Severe dementia: at this stage, symptoms have worsened considerably. There may be a loss of ability to communicate, and the individual might need full-time care. Simple tasks, such as sitting and holding one’s head up become impossible. Bladder control may be lost.

Check out these treatments for Dementia:

Brain cell death cannot be reversed, so there is no known cure for degenerative dementia.

Management of disorders, such as Alzheimer’s disease, is instead focused on providing care and treating symptoms rather than their underlying cause.

If dementia symptoms are due to a reversible, non-degenerative cause, however, treatment may be possible to prevent or halt further brain tissue damage.

Examples include injury, medication effects, and vitamin deficiency.

Symptoms of Alzheimer’s disease can be reduced by some medications. There are four drugs, called cholinesterase inhibitors, approved for use in the U.S.:

  • donepezil (brand name Aricept)
  • galantamine (Reminyl)
  • rivastigmine (Exelon)
  • tacrine (Cognex)

A different kind of drug, memantine (Namenda), an NMDA receptor antagonist, may also be used, alone or in combination with a cholinesterase inhibitor.

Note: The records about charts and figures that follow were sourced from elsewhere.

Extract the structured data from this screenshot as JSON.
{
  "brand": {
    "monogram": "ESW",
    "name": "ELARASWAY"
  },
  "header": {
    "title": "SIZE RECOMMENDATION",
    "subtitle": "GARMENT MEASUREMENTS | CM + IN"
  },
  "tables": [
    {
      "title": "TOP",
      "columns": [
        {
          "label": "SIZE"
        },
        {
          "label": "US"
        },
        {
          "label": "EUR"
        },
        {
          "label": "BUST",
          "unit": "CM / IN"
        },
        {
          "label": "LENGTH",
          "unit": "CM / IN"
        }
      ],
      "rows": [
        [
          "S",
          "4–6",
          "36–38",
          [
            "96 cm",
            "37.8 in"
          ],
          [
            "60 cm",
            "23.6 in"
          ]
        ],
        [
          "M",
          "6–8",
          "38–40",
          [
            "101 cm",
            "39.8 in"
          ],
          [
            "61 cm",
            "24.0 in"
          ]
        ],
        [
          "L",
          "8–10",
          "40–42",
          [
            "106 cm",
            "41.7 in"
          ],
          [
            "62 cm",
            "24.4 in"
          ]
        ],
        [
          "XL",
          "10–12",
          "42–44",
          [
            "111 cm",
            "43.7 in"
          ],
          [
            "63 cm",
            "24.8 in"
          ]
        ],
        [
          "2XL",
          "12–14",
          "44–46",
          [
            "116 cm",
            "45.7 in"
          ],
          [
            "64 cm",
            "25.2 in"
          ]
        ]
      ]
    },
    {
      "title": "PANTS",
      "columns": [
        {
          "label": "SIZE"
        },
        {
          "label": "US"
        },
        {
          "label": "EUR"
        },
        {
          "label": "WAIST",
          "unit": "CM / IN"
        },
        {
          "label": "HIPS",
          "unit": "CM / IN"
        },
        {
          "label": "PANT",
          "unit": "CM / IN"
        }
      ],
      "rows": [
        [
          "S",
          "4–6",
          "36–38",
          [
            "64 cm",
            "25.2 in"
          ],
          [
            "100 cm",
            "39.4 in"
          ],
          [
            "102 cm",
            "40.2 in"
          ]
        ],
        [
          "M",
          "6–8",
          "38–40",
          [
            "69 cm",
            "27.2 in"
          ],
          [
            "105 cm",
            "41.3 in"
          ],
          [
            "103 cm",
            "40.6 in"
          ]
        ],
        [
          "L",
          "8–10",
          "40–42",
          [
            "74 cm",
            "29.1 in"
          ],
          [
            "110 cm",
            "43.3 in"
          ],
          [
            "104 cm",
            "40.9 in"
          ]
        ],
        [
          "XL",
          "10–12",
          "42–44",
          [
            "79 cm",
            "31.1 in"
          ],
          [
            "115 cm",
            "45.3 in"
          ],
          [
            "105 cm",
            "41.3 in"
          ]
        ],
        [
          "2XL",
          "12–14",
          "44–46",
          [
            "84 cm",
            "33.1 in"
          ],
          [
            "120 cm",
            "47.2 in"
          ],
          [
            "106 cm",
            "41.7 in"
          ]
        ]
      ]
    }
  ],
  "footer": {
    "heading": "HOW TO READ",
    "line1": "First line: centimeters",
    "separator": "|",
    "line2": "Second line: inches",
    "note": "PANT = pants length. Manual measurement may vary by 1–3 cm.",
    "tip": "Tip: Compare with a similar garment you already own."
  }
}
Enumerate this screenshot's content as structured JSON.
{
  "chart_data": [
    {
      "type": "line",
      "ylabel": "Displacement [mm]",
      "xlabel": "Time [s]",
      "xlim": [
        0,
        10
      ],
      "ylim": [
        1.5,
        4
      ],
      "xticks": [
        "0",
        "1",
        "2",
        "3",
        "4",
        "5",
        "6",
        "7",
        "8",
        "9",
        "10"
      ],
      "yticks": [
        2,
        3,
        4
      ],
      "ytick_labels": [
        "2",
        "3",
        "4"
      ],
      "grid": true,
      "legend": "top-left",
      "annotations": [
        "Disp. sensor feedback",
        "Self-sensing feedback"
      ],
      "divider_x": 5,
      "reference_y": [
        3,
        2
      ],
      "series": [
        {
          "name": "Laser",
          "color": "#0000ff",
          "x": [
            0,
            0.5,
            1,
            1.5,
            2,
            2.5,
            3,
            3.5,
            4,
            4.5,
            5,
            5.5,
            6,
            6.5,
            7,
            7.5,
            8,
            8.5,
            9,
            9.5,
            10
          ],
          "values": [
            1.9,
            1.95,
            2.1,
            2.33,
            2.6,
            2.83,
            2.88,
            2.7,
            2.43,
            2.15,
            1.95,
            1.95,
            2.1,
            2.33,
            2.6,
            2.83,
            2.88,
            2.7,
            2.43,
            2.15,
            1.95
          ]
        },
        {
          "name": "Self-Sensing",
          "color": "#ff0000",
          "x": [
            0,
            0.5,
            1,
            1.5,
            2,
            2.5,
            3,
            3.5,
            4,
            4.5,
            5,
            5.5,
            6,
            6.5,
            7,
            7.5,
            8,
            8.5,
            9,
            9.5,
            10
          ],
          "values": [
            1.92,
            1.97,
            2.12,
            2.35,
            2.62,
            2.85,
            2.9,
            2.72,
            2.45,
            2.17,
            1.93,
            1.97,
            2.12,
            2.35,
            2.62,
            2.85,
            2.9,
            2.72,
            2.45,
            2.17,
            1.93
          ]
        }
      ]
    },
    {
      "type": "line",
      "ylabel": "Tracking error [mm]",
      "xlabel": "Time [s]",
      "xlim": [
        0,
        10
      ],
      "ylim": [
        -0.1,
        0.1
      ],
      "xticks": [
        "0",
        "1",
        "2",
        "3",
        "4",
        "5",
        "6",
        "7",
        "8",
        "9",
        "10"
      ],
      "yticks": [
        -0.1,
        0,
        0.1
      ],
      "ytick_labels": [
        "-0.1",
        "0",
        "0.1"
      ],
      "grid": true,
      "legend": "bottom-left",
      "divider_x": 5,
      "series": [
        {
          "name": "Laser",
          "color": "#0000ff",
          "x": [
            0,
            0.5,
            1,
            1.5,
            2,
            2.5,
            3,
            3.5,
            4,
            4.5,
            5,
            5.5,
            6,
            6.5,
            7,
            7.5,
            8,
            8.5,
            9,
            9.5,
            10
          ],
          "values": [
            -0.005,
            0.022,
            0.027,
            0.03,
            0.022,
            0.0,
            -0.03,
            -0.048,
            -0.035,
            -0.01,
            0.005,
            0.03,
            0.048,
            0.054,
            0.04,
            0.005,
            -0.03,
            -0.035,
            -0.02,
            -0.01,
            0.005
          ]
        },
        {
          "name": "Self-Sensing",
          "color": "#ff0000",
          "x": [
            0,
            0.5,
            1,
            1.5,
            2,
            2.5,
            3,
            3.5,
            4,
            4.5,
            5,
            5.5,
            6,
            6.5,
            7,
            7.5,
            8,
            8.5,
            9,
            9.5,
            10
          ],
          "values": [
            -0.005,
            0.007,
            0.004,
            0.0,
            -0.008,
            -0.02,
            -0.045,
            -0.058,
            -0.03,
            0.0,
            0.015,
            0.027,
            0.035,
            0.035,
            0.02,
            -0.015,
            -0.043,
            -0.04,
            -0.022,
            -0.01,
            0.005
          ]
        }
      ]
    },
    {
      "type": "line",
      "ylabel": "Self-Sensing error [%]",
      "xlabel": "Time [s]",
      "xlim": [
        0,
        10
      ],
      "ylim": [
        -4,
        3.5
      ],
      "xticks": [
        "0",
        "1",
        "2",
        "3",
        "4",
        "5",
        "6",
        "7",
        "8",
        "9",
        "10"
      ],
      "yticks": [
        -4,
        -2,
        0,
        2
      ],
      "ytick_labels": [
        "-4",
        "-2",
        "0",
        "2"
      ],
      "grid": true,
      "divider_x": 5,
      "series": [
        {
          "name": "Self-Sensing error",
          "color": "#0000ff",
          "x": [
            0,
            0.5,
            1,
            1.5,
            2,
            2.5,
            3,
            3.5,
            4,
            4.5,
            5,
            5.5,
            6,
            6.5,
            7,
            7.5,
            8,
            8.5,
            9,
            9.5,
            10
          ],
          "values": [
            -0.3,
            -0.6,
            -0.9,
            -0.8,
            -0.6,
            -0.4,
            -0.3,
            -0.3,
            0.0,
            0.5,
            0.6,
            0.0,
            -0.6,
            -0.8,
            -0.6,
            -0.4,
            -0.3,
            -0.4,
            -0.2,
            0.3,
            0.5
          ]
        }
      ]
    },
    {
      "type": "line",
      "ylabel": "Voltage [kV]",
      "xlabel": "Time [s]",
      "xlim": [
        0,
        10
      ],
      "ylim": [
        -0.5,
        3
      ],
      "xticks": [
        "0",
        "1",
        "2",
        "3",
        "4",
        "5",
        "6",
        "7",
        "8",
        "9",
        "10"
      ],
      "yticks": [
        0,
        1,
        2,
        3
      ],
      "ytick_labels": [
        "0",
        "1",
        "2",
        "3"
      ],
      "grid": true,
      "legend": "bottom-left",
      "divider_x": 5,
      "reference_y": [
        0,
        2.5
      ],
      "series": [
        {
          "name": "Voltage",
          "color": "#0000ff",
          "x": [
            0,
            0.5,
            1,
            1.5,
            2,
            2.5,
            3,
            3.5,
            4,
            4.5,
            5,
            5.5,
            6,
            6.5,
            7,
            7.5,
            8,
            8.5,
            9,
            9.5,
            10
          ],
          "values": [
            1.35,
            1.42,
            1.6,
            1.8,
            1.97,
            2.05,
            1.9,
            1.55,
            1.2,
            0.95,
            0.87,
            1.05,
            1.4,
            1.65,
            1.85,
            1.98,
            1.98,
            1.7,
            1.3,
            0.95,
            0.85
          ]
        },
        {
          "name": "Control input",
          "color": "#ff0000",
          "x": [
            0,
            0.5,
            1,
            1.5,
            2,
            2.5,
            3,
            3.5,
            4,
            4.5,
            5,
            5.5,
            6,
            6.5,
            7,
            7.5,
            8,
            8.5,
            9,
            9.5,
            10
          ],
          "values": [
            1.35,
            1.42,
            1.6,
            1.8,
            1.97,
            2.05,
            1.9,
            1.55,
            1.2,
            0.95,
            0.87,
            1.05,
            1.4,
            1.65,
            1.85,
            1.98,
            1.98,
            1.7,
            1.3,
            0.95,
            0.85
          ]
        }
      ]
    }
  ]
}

There’s no sure way to prevent dementia, but there are steps you can take that might help, here are some risk factors:

  • Smoking and alcohol use.
  • High levels of “bad” cholesterol (low-density lipoprotein).
  • Above-average blood levels of homocysteine (a type of amino acid).
  • Mild cognitive impairment can sometimes, but not always, lead to dementia.

Though dementia generally involves memory loss, memory loss has different causes. Having memory loss alone doesn’t mean you have dementia.